- Born: 20 March 1906 Krasnodar, Russian Empire
- Died: 5 January 1960 (aged 53)
- Education: Moscow State University
- Known for: Research in galactic astronomy
- Awards: Order of Lenin, Bredikhin Prize
- Scientific career
- Fields: Astronomy
- Workplaces: Moscow State University, Soviet Academy of Sciences

Notes

= Pavel Parenago =

Pavel Petrovich Parenago (Па́вел Петро́вич Парена́го, 20 March 1906 – 5 January 1960) was a Soviet scientist, astronomer, and professor. He served as the head of the Department of Stellar Astronomy at M.V. Lomonosov Moscow State University and a Corresponding Member of the Soviet Academy of Sciences.

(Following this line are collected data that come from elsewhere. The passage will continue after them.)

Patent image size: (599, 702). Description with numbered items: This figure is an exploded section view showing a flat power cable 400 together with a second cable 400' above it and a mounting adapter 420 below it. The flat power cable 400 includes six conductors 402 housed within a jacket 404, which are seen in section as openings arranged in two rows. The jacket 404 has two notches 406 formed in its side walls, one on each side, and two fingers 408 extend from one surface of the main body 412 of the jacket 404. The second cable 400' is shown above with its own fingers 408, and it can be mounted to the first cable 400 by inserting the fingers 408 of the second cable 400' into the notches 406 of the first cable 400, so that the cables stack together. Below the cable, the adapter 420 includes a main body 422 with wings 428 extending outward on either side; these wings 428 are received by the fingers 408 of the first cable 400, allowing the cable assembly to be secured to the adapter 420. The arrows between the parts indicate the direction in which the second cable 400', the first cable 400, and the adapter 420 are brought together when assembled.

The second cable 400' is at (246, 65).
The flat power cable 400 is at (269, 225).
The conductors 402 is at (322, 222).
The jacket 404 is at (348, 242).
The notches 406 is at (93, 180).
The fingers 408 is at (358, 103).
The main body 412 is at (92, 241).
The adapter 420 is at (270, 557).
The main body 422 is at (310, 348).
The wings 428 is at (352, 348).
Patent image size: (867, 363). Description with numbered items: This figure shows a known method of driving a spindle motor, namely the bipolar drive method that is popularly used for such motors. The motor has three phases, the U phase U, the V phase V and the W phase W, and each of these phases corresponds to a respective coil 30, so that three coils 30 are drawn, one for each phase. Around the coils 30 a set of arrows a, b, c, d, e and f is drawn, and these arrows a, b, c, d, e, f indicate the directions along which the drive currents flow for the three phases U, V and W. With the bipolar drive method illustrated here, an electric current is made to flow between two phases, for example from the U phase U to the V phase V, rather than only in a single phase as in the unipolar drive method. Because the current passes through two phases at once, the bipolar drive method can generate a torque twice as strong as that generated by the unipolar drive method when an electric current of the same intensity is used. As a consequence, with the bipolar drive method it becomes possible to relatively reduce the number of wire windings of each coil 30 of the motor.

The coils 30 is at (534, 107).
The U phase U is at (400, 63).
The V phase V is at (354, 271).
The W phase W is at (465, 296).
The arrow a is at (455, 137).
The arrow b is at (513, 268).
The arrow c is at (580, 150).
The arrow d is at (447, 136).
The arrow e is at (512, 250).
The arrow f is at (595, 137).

==Early life and education==
Pavel Petrovich Parenago was born into the family of a physician on 20 March 1906, in Krasnodar, present-day Russia. He completed his middle school education in Moscow in 1922, having begun scientific work while still in senior classes. He went on to graduate from Moscow State University in 1929 as a trained and qualified scientist.

==Research==

In 1932, Parenago began studies of the structure and kinematics of the Milky Way based primarily on star data. He and a colleague, B.V. Kukarkin, began an extensive compilation of variable star data. During his studies, Parenago observed approximately 3,000 stars in the Orion Nebula region of the galaxy, the nearest star creating region to the Sun.

Parenago then assumed a post at Moscow University as reader in stellar astronomy, becoming the first person to teach a lecture course on the subject of galactic astronomy in the Soviet Union in 1934. In 1939, he gained full professorship and organized the Department of Stellar Astronomy, which he was named head of in 1940. Parenago then authored a textbook entitled Course in Stellar Astronomy.

In 1940, Parenago began investigating the absorption of light in interstellar space, during which he made discoveries relevant to this area of research. He also had an avid interest in amateur astronomy and published works and lectured in order to educate the public on the subject. He performed research on dwarf stars, hoping to find a cause for their unusual velocities, as well as the dynamics of star systems.

In the later part of his life, Parenago spent much of his time revising his earlier works until his death in 1960 after an illness lasting several years.

==Recognition==
After being elected Corresponding Member of the Academy of Sciences in 1953, he became the first person to be awarded the Bredikhin Prize, an award founded by the academy, in 1954.

Parenago was awarded the Order of Lenin for contributions to Soviet science. An asteroid, 2484 Parenago, and a lunar crater, Parenago, are named after him.